Pollard earned her BA at Pomona College and her Master’s degree and PhD in biostatistics from UC Berkeley. She is a Fellow of the American Institute for Medical and Biological Engineering, the California Academy of Sciences, and the International Society for Computational Biology. She is also a member of the American Society of Human Genetics and the American Statistical Association.
Pollard’s election was announced on October 17, 2022, by the NAM, which is part of the congressionally chartered National Academy of Sciences—a group of private, nonprofit institutions that provide objective advice on matters of science, technology, and health.
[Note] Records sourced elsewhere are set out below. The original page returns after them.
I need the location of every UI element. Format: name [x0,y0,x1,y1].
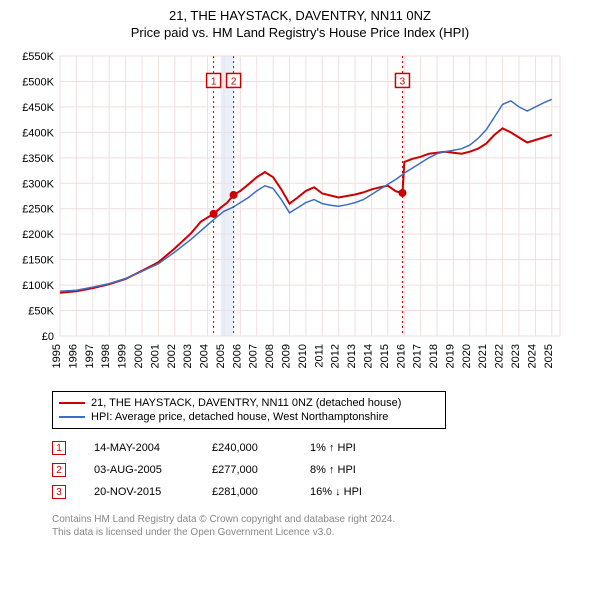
legend: 21, THE HAYSTACK, DAVENTRY, NN11 0NZ (de… [52,391,446,429]
chart-title: 21, THE HAYSTACK, DAVENTRY, NN11 0NZ [10,8,590,23]
svg-text:£400K: £400K [22,127,54,139]
chart-plot-area: £0 £50K £100K £150K £200K £250K £300K £350K £400… [10,48,590,383]
svg-text:2016: 2016 [395,344,407,368]
svg-text:3: 3 [400,76,406,87]
svg-text:2019: 2019 [444,344,456,368]
transaction-marker-icon: 3 [52,485,66,499]
svg-text:£350K: £350K [22,153,54,165]
legend-label: HPI: Average price, detached house, West… [91,411,388,423]
svg-text:2014: 2014 [362,344,374,368]
svg-text:£500K: £500K [22,76,54,88]
transaction-date: 20-NOV-2015 [94,486,184,498]
svg-text:2013: 2013 [346,344,358,368]
line-chart-svg: £0 £50K £100K £150K £200K £250K £300K £350K £400… [10,48,570,378]
svg-text:£450K: £450K [22,102,54,114]
svg-text:1996: 1996 [67,344,79,368]
table-row: 3 20-NOV-2015 £281,000 16% ↓ HPI [52,481,590,503]
svg-text:1998: 1998 [100,344,112,368]
transaction-price: £281,000 [212,486,282,498]
svg-text:2006: 2006 [231,344,243,368]
svg-text:2009: 2009 [281,344,293,368]
svg-text:2: 2 [231,76,237,87]
table-row: 2 03-AUG-2005 £277,000 8% ↑ HPI [52,459,590,481]
svg-text:2000: 2000 [133,344,145,368]
svg-text:1997: 1997 [84,344,96,368]
chart-subtitle: Price paid vs. HM Land Registry's House … [10,25,590,40]
chart-container: 21, THE HAYSTACK, DAVENTRY, NN11 0NZ Pri… [0,0,600,549]
legend-item: HPI: Average price, detached house, West… [59,410,439,424]
transaction-date: 14-MAY-2004 [94,442,184,454]
svg-text:£0: £0 [42,331,54,343]
legend-item: 21, THE HAYSTACK, DAVENTRY, NN11 0NZ (de… [59,396,439,410]
svg-text:2022: 2022 [494,344,506,368]
transaction-date: 03-AUG-2005 [94,464,184,476]
svg-text:2017: 2017 [412,344,424,368]
transaction-marker-icon: 1 [52,441,66,455]
table-row: 1 14-MAY-2004 £240,000 1% ↑ HPI [52,437,590,459]
transaction-price: £240,000 [212,442,282,454]
svg-text:2020: 2020 [461,344,473,368]
svg-text:2012: 2012 [330,344,342,368]
svg-text:£300K: £300K [22,178,54,190]
transaction-hpi-delta: 16% ↓ HPI [310,486,390,498]
legend-label: 21, THE HAYSTACK, DAVENTRY, NN11 0NZ (de… [91,397,401,409]
svg-text:2024: 2024 [526,344,538,368]
transaction-hpi-delta: 1% ↑ HPI [310,442,390,454]
svg-text:2003: 2003 [182,344,194,368]
svg-text:2001: 2001 [149,344,161,368]
svg-text:2002: 2002 [166,344,178,368]
svg-text:£200K: £200K [22,229,54,241]
transaction-hpi-delta: 8% ↑ HPI [310,464,390,476]
svg-text:£50K: £50K [28,306,54,318]
svg-text:2007: 2007 [248,344,260,368]
svg-text:£150K: £150K [22,255,54,267]
svg-text:2015: 2015 [379,344,391,368]
svg-text:2021: 2021 [477,344,489,368]
svg-text:£250K: £250K [22,204,54,216]
svg-text:2005: 2005 [215,344,227,368]
transactions-table: 1 14-MAY-2004 £240,000 1% ↑ HPI 2 03-AUG… [52,437,590,503]
svg-text:2023: 2023 [510,344,522,368]
footer-line: This data is licensed under the Open Gov… [52,526,590,539]
svg-text:£550K: £550K [22,51,54,63]
svg-text:1999: 1999 [117,344,129,368]
legend-swatch [59,416,85,418]
svg-text:2004: 2004 [199,344,211,368]
transaction-marker-icon: 2 [52,463,66,477]
svg-text:2011: 2011 [313,344,325,368]
svg-text:£100K: £100K [22,280,54,292]
svg-text:2018: 2018 [428,344,440,368]
attribution-footer: Contains HM Land Registry data © Crown c… [52,513,590,539]
svg-text:2025: 2025 [543,344,555,368]
svg-text:2008: 2008 [264,344,276,368]
svg-text:1: 1 [211,76,217,87]
legend-swatch [59,402,85,404]
transaction-price: £277,000 [212,464,282,476]
footer-line: Contains HM Land Registry data © Crown c… [52,513,590,526]
svg-text:1995: 1995 [51,344,63,368]
svg-text:2010: 2010 [297,344,309,368]
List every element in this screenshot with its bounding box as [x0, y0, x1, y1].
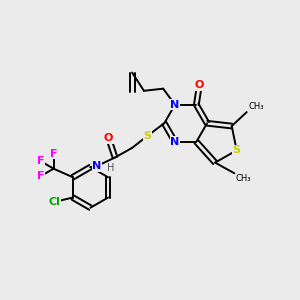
Text: CH₃: CH₃ — [236, 174, 251, 183]
Text: F: F — [50, 149, 57, 159]
Text: N: N — [170, 137, 180, 147]
Text: O: O — [104, 133, 113, 143]
Text: Cl: Cl — [49, 197, 61, 207]
Text: S: S — [233, 146, 241, 155]
Text: CH₃: CH₃ — [248, 102, 264, 111]
Text: F: F — [37, 156, 44, 166]
Text: N: N — [92, 161, 101, 171]
Text: F: F — [37, 171, 44, 181]
Text: N: N — [170, 100, 180, 110]
Text: S: S — [143, 131, 151, 141]
Text: O: O — [195, 80, 204, 91]
Text: H: H — [107, 163, 115, 173]
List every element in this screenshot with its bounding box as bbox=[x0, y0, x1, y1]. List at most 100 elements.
Pollard joins seven fellow NAM members from Gladstone Institutes: Jennifer Doudna, PhD, senior investigator; Warner Greene, MD, PhD, senior investigator; Robert W. Mahley, MD, PhD, senior investigator, president emeritus, and Gladstone founder; Lennart Mucke, MD, senior investigator and director of the Gladstone Institute of Neurological Disease; Deepak Srivastava, MD, senior investigator and president of Gladstone; R. Sanders Williams, MD, former Gladstone president; and Shinya Yamanaka, MD, PhD, senior investigator.
To ensure our work does the greatest good, Gladstone Institutes focuses on conditions with profound medical, economic, and social impact—unsolved diseases. Gladstone is an independent, nonprofit life science research organization that uses visionary science and technology to overcome disease. It has an academic affiliation with the University of California, San Francisco.